You can suggest adding a test like this to tests/internal/sds.c:

static void test_sds_snprintf_truncation()
{
    flb_sds_t s;
    int ret;
    /* Exactly 5 characters long */
    char *expected = "12345";

    /* Create an SDS string with a capacity of 5 bytes */
    s = flb_sds_create_size(5);

    /* 
     * flb_sds_alloc(s) is 5.
     * vsnprintf will attempt to write "12345" + NUL.
     * It writes "1234" + NUL and returns 5.
     * With the old buggy code, ret (5) == size (5), so it skipped reallocation.
     */
    ret = flb_sds_snprintf(&s, flb_sds_alloc(s), "%s", expected);

    /* Assert that it correctly returned 5 and reallocated space */
    TEST_CHECK(ret == 5);
    TEST_CHECK(flb_sds_len(s) == 5);
    
    /* With the old code, `s` would physically contain "1234\0" and this would fail */
    TEST_CHECK(strcmp(s, expected) == 0);

    flb_sds_destroy(s);
}

2. Test for flb_sds_printf

For flb_sds_printf, there is an aggressive upfront reallocation if the available space is less than 64 (if (len < 64) len = 64;).
To test the exact edge case where size == flb_sds_avail(s), the length of the final string we are printing must be exactly 64 characters (matching the upfront minimum size).

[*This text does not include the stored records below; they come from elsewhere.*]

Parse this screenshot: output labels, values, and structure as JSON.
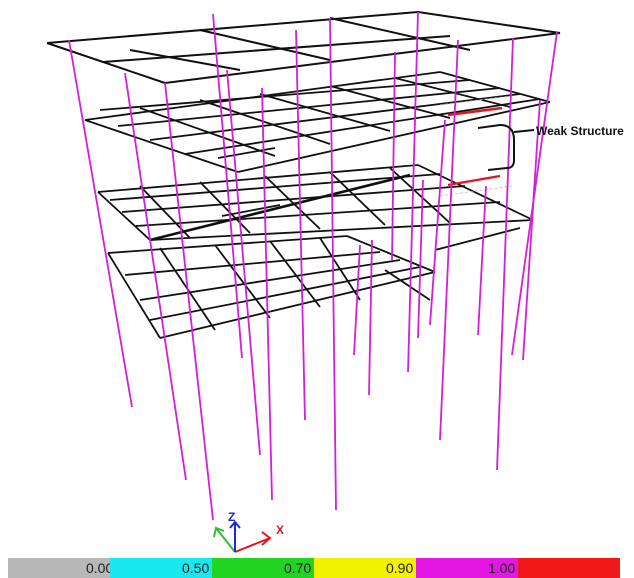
{
  "annotation": {
    "label": "Weak Structure"
  },
  "axes_triad": {
    "x_label": "X",
    "z_label": "Z"
  },
  "colors": {
    "beam": "#111111",
    "column": "#d21fd8",
    "weak_member": "#e3161f",
    "axis_x": "#e3161f",
    "axis_y": "#2fbf2f",
    "axis_z": "#1a2bd6"
  },
  "legend": {
    "segments": [
      {
        "color": "#b8b8b8",
        "label": "0.00"
      },
      {
        "color": "#19e8ee",
        "label": "0.50"
      },
      {
        "color": "#22d422",
        "label": "0.70"
      },
      {
        "color": "#f2f200",
        "label": "0.90"
      },
      {
        "color": "#e316e3",
        "label": "1.00"
      },
      {
        "color": "#f01818",
        "label": ""
      }
    ]
  }
}
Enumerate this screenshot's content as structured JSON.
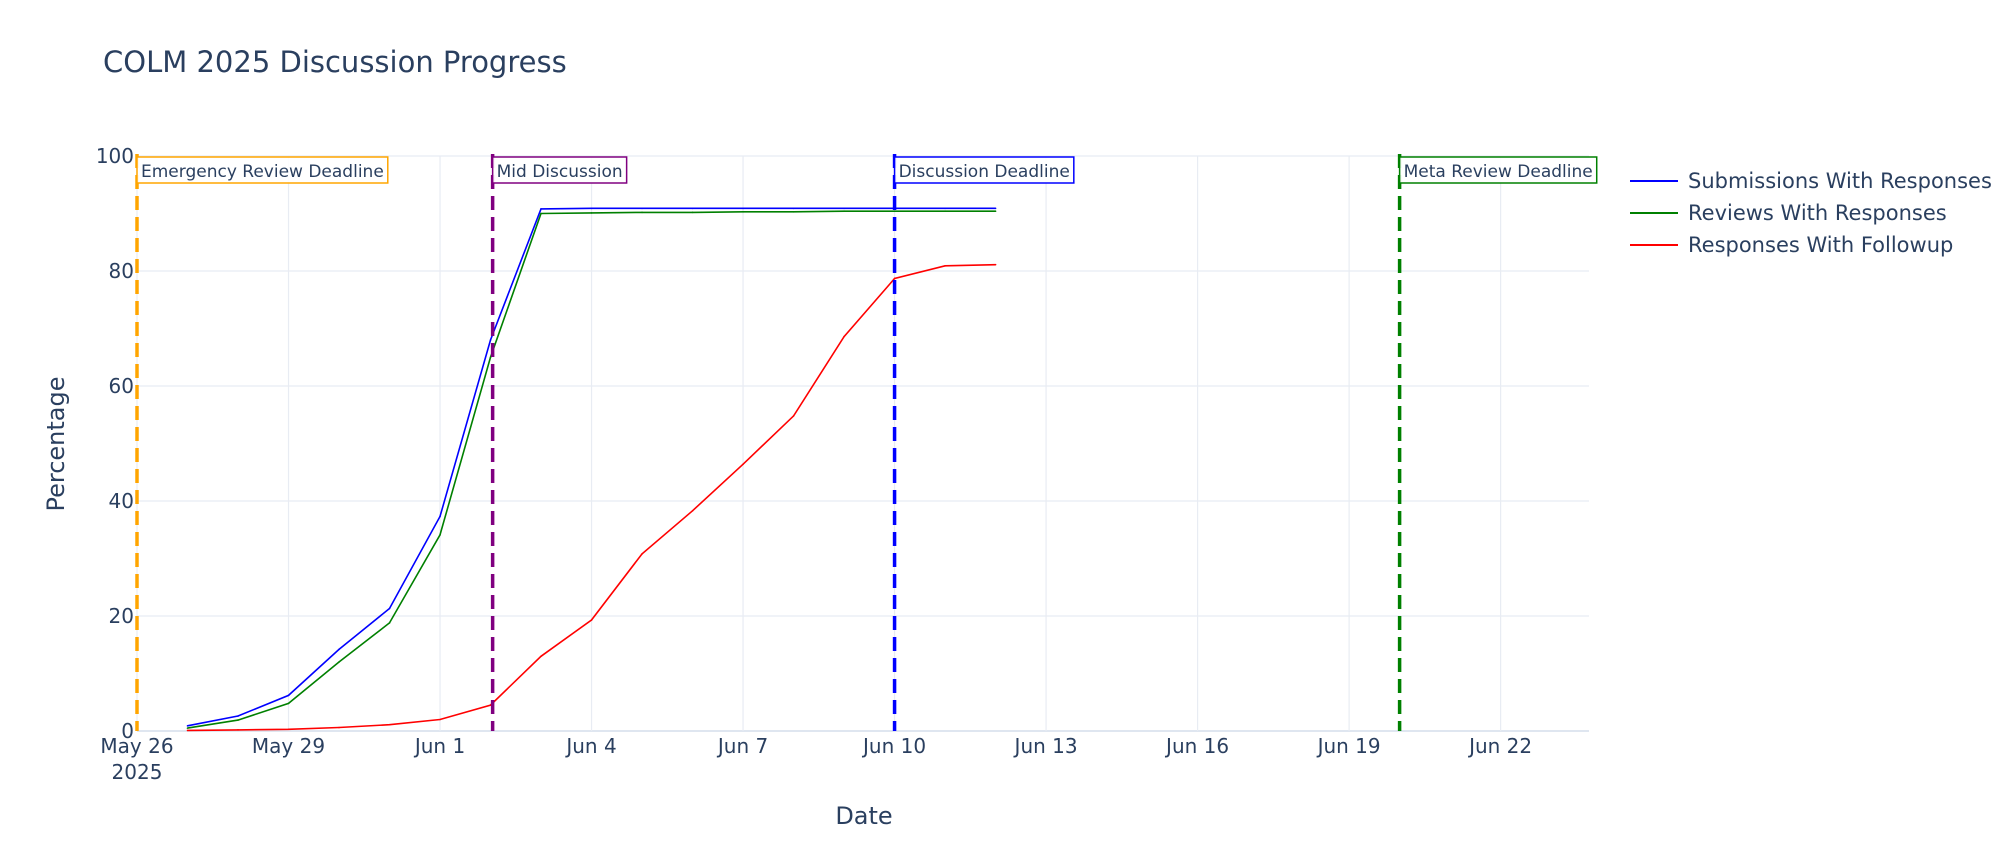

static void test_sds_printf_truncation()
{
    flb_sds_t s;
    flb_sds_t tmp;
    int len;
    
    /* String of exactly 64 characters */
    char *expected = "0123456789abcdefghijklmnopqrstuvwxyzABCDEFGHIJKLMNOPQRSTUVWXYZ_+";

    /* Capacity 64 */
    s = flb_sds_create_size(64);
    
    /* 
     * flb_sds_avail(s) is 64. 
     * vsnprintf will write 63 chars + NUL, and return 64.
     * With the old buggy code, size (64) == flb_sds_avail (64), so it skipped reallocation.
     */
    tmp = flb_sds_printf(&s, "%s", expected);

    TEST_CHECK(tmp != NULL);
    len = flb_sds_len(s);
    TEST_CHECK(len == 64);
    
    /* With the old code, `s` would end with '_' instead of '+', and this would fail */
    TEST_CHECK(strcmp(s, expected) == 0);

    flb_sds_destroy(s);
}

3. Registering the Tests

Finally, these functions should be appended to the TEST_LIST array at the bottom of tests/internal/sds.c:

TEST_LIST = {
    // ... existing tests
    { "sds_snprintf_truncation", test_sds_snprintf_truncation},
    { "sds_printf_truncation", test_sds_printf_truncation},
    { 0 }
};

These two cases isolate the specific boundary conditions where the string being formatted is precisely the length of the currently allocated space, validating that the new >= operators catch the truncation and successfully enforce a buffer resize.